The act was “unnecessarily complex, incoherent and as a result almost impossible to apply to the domestic circumstances observed by the police in this case”.
He declined to answer whether he thought the cases may have presented a terrorist threat, but said the decision not to prosecute was a close call for some of the accused.
“A number of people could, on one view of it, [have] possibly come close to meeting the criteria under the act.
“If the legislation had been framed differently, it is possible that charges under the Terrorism Act may have been able to be brought.”
Dr Collins outlined several requirements that would have had to be filled to meet the act’s criteria:
* That the act in question was a terror act (inducing terror in a civilian population or forcing a government to do or not do an act).
* That the act advanced an ideological, religious or political cause.
* That it resulted in one of five outcomes including death or serious injury, a serious risk to the safety of a population, or serious damage to property of great value
* That the act had taken place, which includes whether there was a credible threat or sufficient planning if it had not been carried out.

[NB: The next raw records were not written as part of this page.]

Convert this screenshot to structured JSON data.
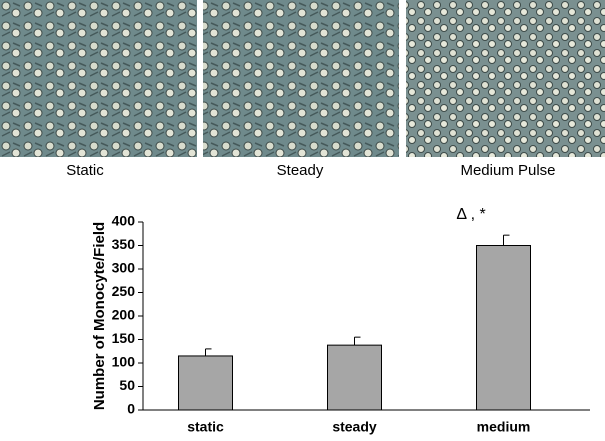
{
  "panels": {
    "captions": [
      "Static",
      "Steady",
      "Medium Pulse"
    ]
  },
  "chart_data": {
    "type": "bar",
    "y_label": "Number of Monocyte/Field",
    "categories": [
      "static",
      "steady",
      "medium"
    ],
    "values": [
      115,
      138,
      350
    ],
    "errors": [
      15,
      17,
      22
    ],
    "color": "#a6a6a6",
    "annotation": "Δ , *",
    "ylim": [
      0,
      400
    ],
    "yticks": [
      0,
      50,
      100,
      150,
      200,
      250,
      300,
      350,
      400
    ]
  }
}
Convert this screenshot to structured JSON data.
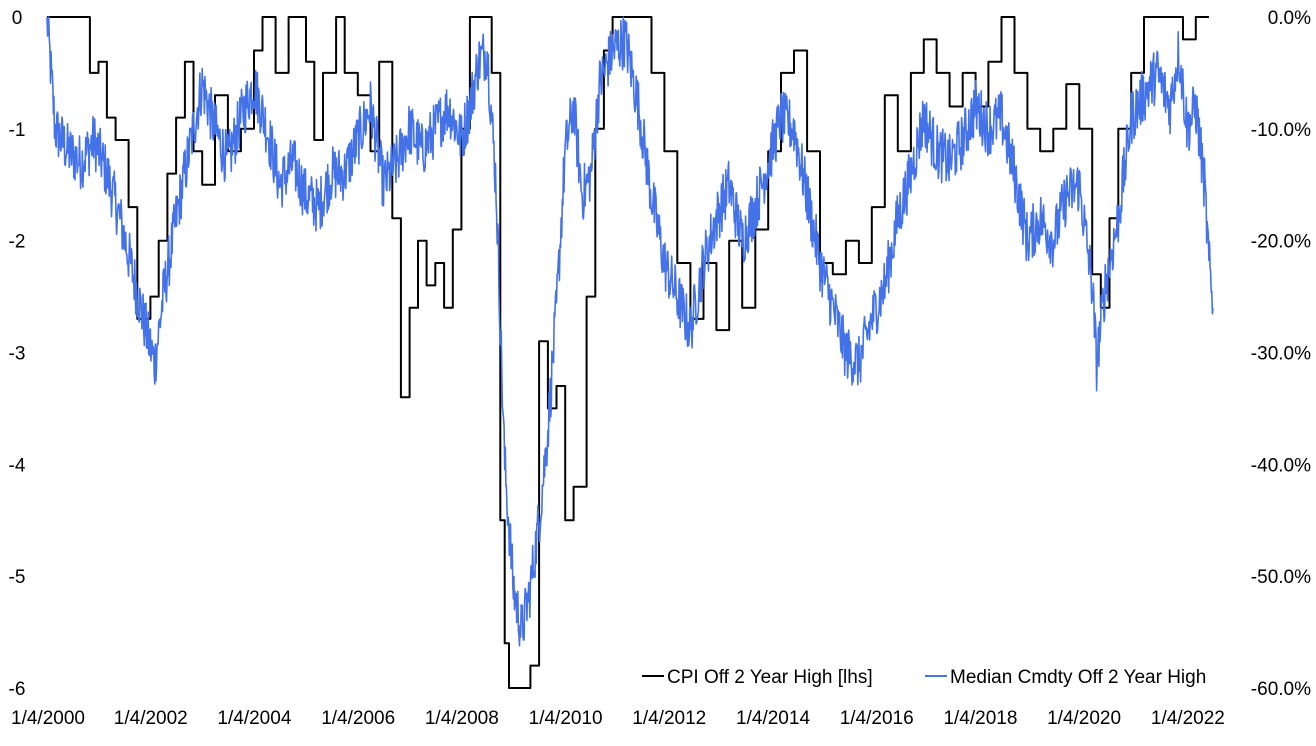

Dr Collins said another major issue was that the law focused on a “terrorist entity”.
“If individuals are actually developing towards, possibly … carrying out a terrorist act, they are not yet [that] entity. So there is a tautology in the legislation which is extremely difficult to unravel.”
That did not mean the law required the accused to have committed terrorism, but “you have to be very well down the track”.
He also pointed to the difficulties of section 13, which he said the police had an eye on when they referred the matter to him.
“A person has to know the group or organisation that they are seen with is an entity that carries out or participates in the carrying out of a terrorist act, and that they participate in the group for the purposes of enhancing the group to carry out a terrorist act.
“That very quick summary might give an indication as to why I think it’s unnecessarily complicated and very, very difficult to apply. There will be circumstances where [the act] can be made to work, but certainly not in fundamentally domestic circumstances.”
In light of his heavy criticism, the Government has agreed to send the act – which has an amendment to it going through Parliament – to the Law Commission to be reviewed.